Artigo de opinião:De olhos opacos no turbilhão do mundo
Mauro Santayana
O
engenheiro baiano José Carlos Aleluia enviou carta ao Reitor da
Universidade de Coimbra, protestando contra a concessão do título de
Doutor Honoris-Causa ao operário Luis Inácio da Silva, que, com o
apelido afetivo de Lula, presidiu ao Brasil durante oito anos. Sem
mandato, Aleluia mantém contatos com seus eleitores, mediante um site na
Internet.
Ele foi um oposicionista inquieto, ocupando,
sempre que podia, a tribuna, no ataque ao governo passado, dentro da
linha sem rumo e sem prumo do DEM. Aleluia considera uma ofensa às
instituições acadêmicas o titulo concedido a Lula, e faz referência
elogiosa à mesma homenagem prestada ao professor Miguel Reale.
Esqueceu-se, é certo, de outros brasileiros honrados pela vetusta
universidade, como Tancredo Neves. Não é preciso conhecer a teoria de
Freud para compreender a escolha da memória de Aleluia.
O
título universitário é, hoje, licença profissional corporativa. O
senhor Aleluia está diplomado para exercer o ofício de engenheiro. A
Universidade o preparou para entender das ciências físicas, e é provável
que ele seja profissional competente, tanto é assim que ministra
aulas. O título universitário certifica que o graduado estudou tal ou
qual matéria, mas não faz dele um sábio. O conhecimento adquirido na
universidade é importante, mas não é tudo. Volto a citar, porque a idéia
deve ser repetida, os versos de um escritor mais identificado com a
direita do que com a esquerda, T.S. Elliot, nos quais ele mostra a
diferença entre ser informado, conhecer e saber: Where is the wisdom we
have lost in knowledge? Where is the knowledge we have lost in
information?
O título de Doutor Honoris-Causa, sabe bem disso
o engenheiro Aleluia, não é licença profissional, mas o reconhecimento
de um saber, construído ao longo do tempo, tenha o agraciado ou não
freqüentado a universidade.

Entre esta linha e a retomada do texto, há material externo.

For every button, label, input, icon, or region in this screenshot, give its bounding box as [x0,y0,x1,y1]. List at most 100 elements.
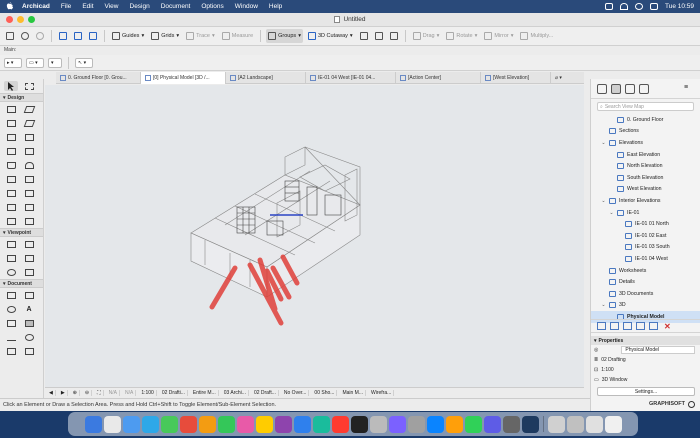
wifi-icon[interactable] [619,3,628,10]
interior-elevation-tool[interactable] [4,253,18,263]
project-map-button[interactable] [597,83,607,94]
line-tool[interactable] [4,332,18,342]
apple-icon[interactable] [6,2,14,11]
view-settings-icon[interactable] [636,322,645,330]
chevron-down-icon[interactable]: ⌄ [609,210,614,216]
lamp-tool[interactable] [4,216,18,226]
beam-tool[interactable] [4,118,18,128]
slab-tool[interactable] [22,118,36,128]
guides-button[interactable]: Guides ▾ [110,29,146,43]
view-map-item[interactable]: Worksheets [591,265,700,277]
save-view-icon[interactable] [623,322,632,330]
skylight-tool[interactable] [4,174,18,184]
arc-tool[interactable] [22,332,36,342]
view-name-field[interactable]: Physical Model [621,346,696,354]
section-tool[interactable] [4,239,18,249]
view-map-item[interactable]: ⌄ Interior Elevations [591,195,700,207]
undo-button[interactable] [19,29,31,43]
dock-maps-icon[interactable] [160,415,178,433]
properties-header[interactable]: ▾ Properties [591,336,700,345]
elevation-tool[interactable] [22,239,36,249]
pick-up-button[interactable] [57,29,69,43]
fit-in-window-button[interactable]: ⛶ [95,390,104,396]
back-button[interactable]: ◀ [47,390,56,396]
mirror-button[interactable]: Mirror ▾ [482,29,515,43]
change-tool[interactable] [22,267,36,277]
tab-west-elevation[interactable]: [West Elevation] [481,71,551,84]
dock-facetime2-icon[interactable] [464,415,482,433]
curtain-wall-tool[interactable] [22,174,36,184]
menu-design[interactable]: Design [130,3,150,10]
morph-tool[interactable] [4,188,18,198]
roof-tool[interactable] [4,160,18,170]
battery-icon[interactable] [604,3,613,10]
adjust-button[interactable] [373,29,385,43]
trim-button[interactable] [388,29,400,43]
rotate-3d-button[interactable] [358,29,370,43]
chevron-down-icon[interactable]: ⌄ [601,198,606,204]
dock-facetime-icon[interactable] [217,415,235,433]
tab-action-center[interactable]: [Action Center] [396,71,481,84]
zoom-in-button[interactable]: ⊕ [71,390,80,396]
zone-tool[interactable] [4,202,18,212]
view-map-item[interactable]: North Elevation [591,160,700,172]
viewpoint-section-header[interactable]: ▾ Viewpoint [0,228,43,237]
view-map-item[interactable]: IE-01 04 West [591,253,700,265]
3d-viewport[interactable] [45,85,584,387]
model-view-select[interactable]: Entire M... [191,390,219,396]
dock-podcasts-icon[interactable] [274,415,292,433]
dock-keynote-icon[interactable] [483,415,501,433]
dock-trash-icon[interactable] [604,415,622,433]
dock-archicad-icon[interactable] [388,415,406,433]
dock-pages-icon[interactable] [445,415,463,433]
chevron-down-icon[interactable]: ⌄ [601,140,606,146]
tab-physical-model[interactable]: [0] Physical Model [3D /... [141,71,226,84]
renovation-filter-select[interactable]: 00 Sho... [312,390,338,396]
dock-safari-icon[interactable] [122,415,140,433]
radial-dimension-tool[interactable] [4,304,18,314]
view-map-item[interactable]: IE-01 02 East [591,230,700,242]
dock-notes-icon[interactable] [255,415,273,433]
menu-help[interactable]: Help [269,3,282,10]
tab-ground-floor[interactable]: 0. Ground Floor [0. Grou... [56,71,141,84]
dock-numbers-icon[interactable] [312,415,330,433]
trace-button[interactable]: Trace ▾ [184,29,217,43]
info-box-pointer[interactable]: ↖ ▾ [75,57,93,68]
marquee-tool[interactable] [22,81,36,91]
grids-button[interactable]: Grids ▾ [149,29,181,43]
menu-options[interactable]: Options [201,3,223,10]
new-folder-icon[interactable] [597,322,606,330]
wall-tool[interactable] [4,104,18,114]
view-map-item[interactable]: IE-01 01 North [591,218,700,230]
opening-tool[interactable] [22,216,36,226]
measure-button[interactable]: Measure [220,29,255,43]
search-icon[interactable] [634,3,643,10]
3d-style-select[interactable]: Wirefra... [369,390,395,396]
fill-tool[interactable] [22,318,36,328]
view-map-item[interactable]: South Elevation [591,172,700,184]
info-box-arrow-select[interactable]: ▸ ▾ [4,57,22,68]
close-window-button[interactable] [6,16,13,23]
info-box-selection-method[interactable]: ▾ [48,57,62,68]
dock-documents-icon[interactable] [585,415,603,433]
dock-terminal-icon[interactable] [502,415,520,433]
drag-button[interactable]: Drag ▾ [411,29,442,43]
navigator-menu-button[interactable]: ≡ [684,84,694,94]
view-map-item[interactable]: 0. Ground Floor [591,114,700,126]
view-map-item[interactable]: 3D Documents [591,288,700,300]
scale-select[interactable]: 1:100 [139,390,157,396]
dock-settings-icon[interactable] [369,415,387,433]
shell-tool[interactable] [22,160,36,170]
magic-wand-button[interactable] [72,29,84,43]
graphic-override-select[interactable]: No Over... [282,390,310,396]
door-tool[interactable] [4,132,18,142]
control-center-icon[interactable] [649,3,658,10]
dock-tv-icon[interactable] [350,415,368,433]
dock-photos-icon[interactable] [179,415,197,433]
menu-edit[interactable]: Edit [82,3,93,10]
dock-contacts-icon[interactable] [198,415,216,433]
groups-button[interactable]: Groups ▾ [266,29,303,43]
dock-downloads-icon[interactable] [566,415,584,433]
dock-folder-icon[interactable] [547,415,565,433]
view-map-item[interactable]: IE-01 03 South [591,242,700,254]
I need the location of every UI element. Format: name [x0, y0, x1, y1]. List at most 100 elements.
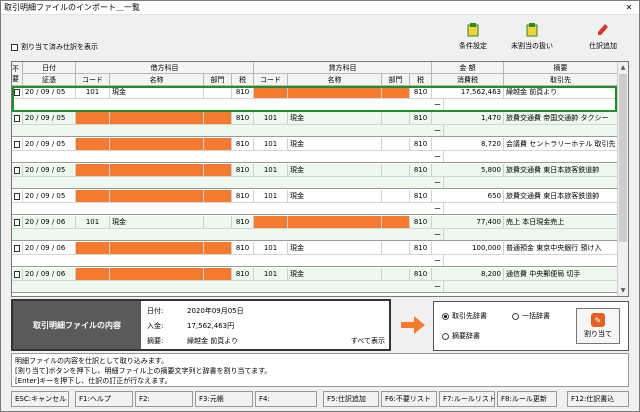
cell-ddept [204, 164, 232, 176]
fkey-f4[interactable]: F4: [255, 391, 317, 407]
cell-cname: 現金 [288, 112, 382, 124]
cell-amount: 8,200 [432, 268, 504, 280]
checkbox-box[interactable] [11, 43, 18, 51]
unassigned-handling-button[interactable]: 未割当の扱い [506, 23, 558, 57]
cell-cname: 現金 [288, 138, 382, 150]
cell-dcode: 101 [76, 86, 110, 98]
row-unneeded-checkbox[interactable] [12, 268, 23, 280]
fkey-f12[interactable]: F12:仕訳書込 [567, 391, 629, 407]
cell-ccode: 101 [254, 164, 288, 176]
checkbox-box[interactable] [14, 88, 20, 96]
table-row[interactable]: 20 / 09 / 05 101 現金 810 810 17,562,463 繰越金 前頁よ… [12, 86, 618, 111]
table-row[interactable]: 20 / 09 / 05 810 101 現金 810 8,720 会議費 セントラリーホテ… [12, 138, 618, 163]
header-voucher: 証憑 [23, 74, 76, 86]
row-unneeded-checkbox[interactable] [12, 216, 23, 228]
cell-summary: 旅費交通費 帝国交通帥 タクシー [504, 112, 618, 124]
row-unneeded-checkbox[interactable] [12, 112, 23, 124]
cell-summary: 繰越金 前頁より [504, 86, 618, 98]
table-row[interactable]: 20 / 09 / 06 101 現金 810 810 77,400 売上 本日現金売上ー [12, 216, 618, 241]
fkey-f6[interactable]: F6:不要リスト [381, 391, 437, 407]
detail-summary-label: 摘要: [147, 337, 164, 345]
cell-dtax: 810 [232, 138, 254, 150]
cell-dtax: 810 [232, 190, 254, 202]
cell-date: 20 / 09 / 05 [23, 138, 76, 150]
row-unneeded-checkbox[interactable] [12, 164, 23, 176]
toolbar: 割り当て済み仕訳を表示 条件設定 未割当の扱い 仕訳追加 [1, 21, 640, 61]
table-row[interactable]: 20 / 09 / 06 810 101 現金 810 8,200 通信費 中央郵便局 切手… [12, 268, 618, 293]
scroll-up-icon[interactable]: ▲ [618, 62, 628, 73]
cell-dname [110, 112, 204, 124]
add-entry-label: 仕訳追加 [589, 42, 617, 50]
fkey-f8[interactable]: F8:ルール更新 [497, 391, 557, 407]
radio-batch-dot[interactable] [512, 312, 519, 320]
checkbox-box[interactable] [14, 270, 20, 278]
checkbox-box[interactable] [14, 218, 20, 226]
header-credit-tax: 税 [410, 74, 432, 86]
fkey-f1[interactable]: F1:ヘルプ [75, 391, 133, 407]
cell-amount: 77,400 [432, 216, 504, 228]
header-debit-dept: 部門 [204, 74, 232, 86]
cell-tax-dash: ー [432, 151, 444, 162]
show-assigned-label: 割り当て済み仕訳を表示 [21, 43, 98, 51]
detail-date: 日付: 2020年09月05日 [147, 306, 244, 316]
cell-summary: 旅費交通費 東日本旅客鉄道帥 [504, 164, 618, 176]
fkey-f2[interactable]: F2: [135, 391, 193, 407]
header-partner: 取引先 [504, 74, 618, 86]
journal-grid: 不要 日付 証憑 借方科目 コード 名称 部門 税 貸方科目 コード 名称 部門… [11, 61, 629, 297]
cell-summary: 売上 本日現金売上 [504, 216, 618, 228]
detail-in-value: 17,562,463円 [187, 322, 235, 330]
cell-ccode: 101 [254, 190, 288, 202]
checkbox-box[interactable] [14, 192, 20, 200]
radio-summary-dot[interactable] [442, 332, 449, 340]
detail-summary: 摘要: 繰越金 前頁より [147, 336, 238, 346]
scroll-thumb[interactable] [619, 74, 627, 242]
import-window: 取引明細ファイルのインポート＿一覧 ✕ 割り当て済み仕訳を表示 条件設定 未割当… [0, 0, 640, 412]
row-unneeded-checkbox[interactable] [12, 138, 23, 150]
fkey-f7[interactable]: F7:ルールリスト [439, 391, 496, 407]
cell-dcode [76, 164, 110, 176]
cell-date: 20 / 09 / 05 [23, 86, 76, 98]
table-row[interactable]: 20 / 09 / 05 810 101 現金 810 650 旅費交通費 東日本旅客鉄道帥… [12, 190, 618, 215]
table-row[interactable]: 20 / 09 / 05 810 101 現金 810 1,470 旅費交通費 帝国交通帥 … [12, 112, 618, 137]
row-unneeded-checkbox[interactable] [12, 242, 23, 254]
show-all-link[interactable]: すべて表示 [351, 336, 385, 346]
header-unneeded: 不要 [12, 62, 23, 86]
cell-cname: 現金 [288, 242, 382, 254]
radio-batch-dict[interactable]: 一括辞書 [512, 311, 550, 321]
assign-button[interactable]: ✎ 割り当て [576, 308, 620, 344]
show-assigned-checkbox[interactable]: 割り当て済み仕訳を表示 [11, 42, 98, 52]
cell-dcode [76, 242, 110, 254]
checkbox-box[interactable] [14, 140, 20, 148]
window-title: 取引明細ファイルのインポート＿一覧 [4, 3, 140, 12]
row-main-line: 20 / 09 / 05 810 101 現金 810 650 旅費交通費 東日本旅客鉄道帥 [12, 190, 618, 203]
add-entry-button[interactable]: 仕訳追加 [577, 23, 629, 57]
conditions-button[interactable]: 条件設定 [447, 23, 499, 57]
cell-cname [288, 216, 382, 228]
fkey-f5[interactable]: F5:仕訳追加 [323, 391, 379, 407]
checkbox-box[interactable] [14, 114, 20, 122]
radio-summary-dict[interactable]: 摘要辞書 [442, 331, 480, 341]
table-row[interactable]: 20 / 09 / 05 810 101 現金 810 5,800 旅費交通費 東日本旅客鉄… [12, 164, 618, 189]
cell-tax-dash: ー [432, 281, 444, 292]
header-credit-code: コード [254, 74, 288, 86]
checkbox-box[interactable] [14, 166, 20, 174]
fkey-f3[interactable]: F3:元帳 [195, 391, 253, 407]
row-unneeded-checkbox[interactable] [12, 190, 23, 202]
cell-tax-dash: ー [432, 229, 444, 240]
radio-partner-dot[interactable] [442, 312, 449, 320]
close-icon[interactable]: ✕ [619, 1, 639, 14]
cell-ctax: 810 [410, 190, 432, 202]
vertical-scrollbar[interactable]: ▲ ▼ [617, 62, 628, 296]
fkey-esc[interactable]: ESC:キャンセル [11, 391, 69, 407]
scroll-down-icon[interactable]: ▼ [618, 285, 628, 296]
cell-tax-dash: ー [432, 177, 444, 188]
row-main-line: 20 / 09 / 05 810 101 現金 810 1,470 旅費交通費 帝国交通帥 … [12, 112, 618, 125]
cell-cname: 現金 [288, 164, 382, 176]
checkbox-box[interactable] [14, 244, 20, 252]
row-unneeded-checkbox[interactable] [12, 86, 23, 98]
cell-date: 20 / 09 / 05 [23, 190, 76, 202]
cell-cdept [382, 216, 410, 228]
pencil-icon [598, 24, 608, 35]
table-row[interactable]: 20 / 09 / 06 810 101 現金 810 100,000 普通預金 東京中央銀… [12, 242, 618, 267]
radio-partner-dict[interactable]: 取引先辞書 [442, 311, 487, 321]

O papel da Universidade não deveria ser o
que vem desempenhando – o de conferir certificados de preparação técnica
-, mas o de abrir caminho à busca do saber. O Senador Christovam
Buarque, com a autoridade de quem foi reitor da UNB, disse certa vez que
a Universidade ideal será aquela que não expeça diplomas.
Lula,
com os seus defeitos, e não são poucos, é um doutor em política. Um
chefe de Estado não administra cifras, não faz cálculos estruturais, não
prolata sentenças, nem deve escrever seus próprios discursos. Cabe-lhe
liderar os povos e conduzir os estados, e isso dele exige muito mais do
que qualquer formação escolar: exige a sabedoria que desconfia do
conhecimento, e o conhecimento que se esquiva das informações não
confiáveis.
A universidade é uma instituição relativamente
nova na História. Ela não foi necessária para que os homens, com
Demócrito, intuíssem a física atômica; com Pitágoras e Euclides,
riscassem no solo figuras geométricas e delas abstraíssem os teoremas
matemáticos; e muito menos para que Fídias fosse o genial arquiteto e
engenheiro das obras da Acrópole e o escultor que foi. Mais ainda: as
maiores revoluções intelectuais e sociais do mundo não dependeram das
universidades, embora nelas se tenham formado grandes pensadores – e sua
importância, como centro de reflexões e pesquisas, seja insubstituível.
O preconceito de classe contra Lula sela os olhos de Aleluia e os torna
opacos.
Solidário o meu autodidatismo com o de Lula, quero
lembrar o grande escritor norte-americano Ralph Waldo Emerson: um
talento pode formar-se na obscuridade, mas um caráter só se forma no
turbilhão do mundo.
É no turbilhão do mundo que se forma o caráter dos grandes homens.